Meet Our Students

Senior SIPs

Claire Ward

  • headshot of student artist, claire ward
  • collection of digital art of woman
  • collection of images of woman putting on make up

everyday feminine

SIP Description

As a photographer, I have the opportunity to challenge the way women are portrayed in the media. My work displays the side of femininity that never reaches widespread consumption: the mundane, small, and repeated actions that tie femininity to female identity and strengthen the sense of self. While my work represents a fairly singular experience of femininity, each woman who participated in this project asserts her strength as a female individual. Aesthetics and community combine to form a new type of female presentation–a true, relational, natural, lived presentation–that rejects objectification. This is the everyday feminine, and it is for us.

After I graduate, I plan to finish my personal training certification along with my yoga teacher certification while growing my photography business. I hope to travel through Southeast Asia, Europe, and South America over the next couple years, before spending time in Australia.

Calder Pellerin

  • Emerald Bay State Park in the Fall
  • a photo of Calder pellerin art
  • a picture of art by student artist, Calder Pellerin

Who am I?

SIP Description

Who am I? A very hard Question to answer. Using found objects and mixed media, I am attempting to create a visual experience that represents pivotal moments in my life that have shaped me to who I am today.
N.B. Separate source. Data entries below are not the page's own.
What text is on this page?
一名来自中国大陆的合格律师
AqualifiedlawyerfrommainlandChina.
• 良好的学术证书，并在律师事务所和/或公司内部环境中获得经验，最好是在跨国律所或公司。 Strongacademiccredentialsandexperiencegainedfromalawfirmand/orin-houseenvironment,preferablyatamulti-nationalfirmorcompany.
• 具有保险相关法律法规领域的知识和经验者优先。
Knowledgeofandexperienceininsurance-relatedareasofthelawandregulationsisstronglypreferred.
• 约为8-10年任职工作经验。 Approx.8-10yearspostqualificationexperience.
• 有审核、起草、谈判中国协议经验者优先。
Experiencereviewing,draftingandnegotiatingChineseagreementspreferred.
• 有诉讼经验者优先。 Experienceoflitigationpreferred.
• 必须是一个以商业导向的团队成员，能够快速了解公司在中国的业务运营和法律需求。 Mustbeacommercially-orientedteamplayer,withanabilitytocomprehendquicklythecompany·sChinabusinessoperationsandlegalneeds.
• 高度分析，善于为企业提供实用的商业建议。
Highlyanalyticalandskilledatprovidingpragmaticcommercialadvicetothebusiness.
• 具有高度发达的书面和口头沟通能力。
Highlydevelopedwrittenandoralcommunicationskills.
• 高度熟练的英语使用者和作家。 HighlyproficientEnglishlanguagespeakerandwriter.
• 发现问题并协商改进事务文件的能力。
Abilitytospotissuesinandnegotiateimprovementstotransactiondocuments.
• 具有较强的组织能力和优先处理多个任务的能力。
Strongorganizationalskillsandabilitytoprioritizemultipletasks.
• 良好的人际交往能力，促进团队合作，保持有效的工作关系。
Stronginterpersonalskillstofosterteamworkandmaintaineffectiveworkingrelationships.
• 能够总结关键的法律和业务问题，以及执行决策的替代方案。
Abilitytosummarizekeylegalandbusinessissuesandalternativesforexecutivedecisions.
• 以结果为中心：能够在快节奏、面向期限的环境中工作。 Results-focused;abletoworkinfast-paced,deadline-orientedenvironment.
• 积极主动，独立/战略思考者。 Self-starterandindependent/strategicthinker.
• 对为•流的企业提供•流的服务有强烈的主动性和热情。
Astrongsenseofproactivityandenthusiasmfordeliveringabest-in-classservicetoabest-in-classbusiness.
Each piece is inspired by one of five pivotal moments in my life: dyslexia, ADHD, family and friends, interactions with others, and my four heart surgeries. Growing up, I struggled to put my feelings into words. Artwork became a release for me, allowing me to freely communicate how I am feeling. In each project, I express my built-up feelings and emotions, by purposely combining different materials and elements. Viewing my work, you should experience similar feelings and emotions.

Isabel McLaughlin

  • headshot of student artist, Isabel
  • image of art by isabel
  • artistic photo of performance art

Through sites of impermanent feeling, we decompose

SIP Description

“Through sites of impermanent feeling, we decompose,” grew from intimate conversations with friends and strangers about what is breaking down, decaying and decomposing in our personal and social lives. Fabricated bacterial sculptures reference these conversations and are intended to be worn and embodied in public spaces. The movement of abstracted forms celebrates absurdity and our capacity to move through change. After graduation, I plan to continue tattoo work, free-lance design, and illustration opportunities. Also, I hope to participate in artist residency programs.

Maeve Henning

  • Photo of Maeve Henning
  • Image of ceramic food containers set up on a table with a vase of flowers
  • Blue ceramic teapot

Food Stories

SIP Description

In my work I am interested in individual narratives as deeply tied to community connection within the shared practice of meals in the greater food system. I use hand-built ceramic techniques to create functional pots, aiming to facilitate this process of storytelling and relationships, and their integral link to food.

With every bite, we are also consuming the land on which this food grows and is processed. Through the literally grounded material of clay, to the glazes that reflect organic and earthen matter, to the parallels drawn from the individual vessels such as the bowl to the communal vessel such as the soup pot, I also seek to acknowledge the implication of land in individual narratives in connection to community foodways. Food works to define a community through the collective wellbeing and stories of the individuals it is made up of. 

Dominic Moore

  • Headshot of student artist, Dominic Moore
  • The Gates of Hell according to Dominic
  • self portrait painting in Hell

Odyssey through Hell

SIP Description

Dominic’s SIP project is a visual description of the different stages of Hell through a serious of paintings. It is a personal odyssey through Hell that reflects on my morals and temptations of the real world. The first painting is the doors/entrance into these worlds and the second painting is the final world, of the nine, where I am being punished by the hands of myself.

Angela Pastor

  • Headshot photo of student artist, Angela Pastor
  • Yellow monochromatic art image
  • blue monochromatic image of art

To Be

SIP Description

To Be is a series of 5 mixed-media works that
explore the theme of vulnerability and our relationships with others in this world. The works can exist on their own and together. Each individual work has a monochromatic color representing a feeling and emotion. The photographs and frames represent portals in which the viewer and myself can relive a moment. I am interested in the fragility of these found objects and deconstructing their use and purpose. Ultimately the series explores the concept of vulnerability and the feelings experienced as a result of being
vulnerable. How do our lives and relationships change when we are vulnerable?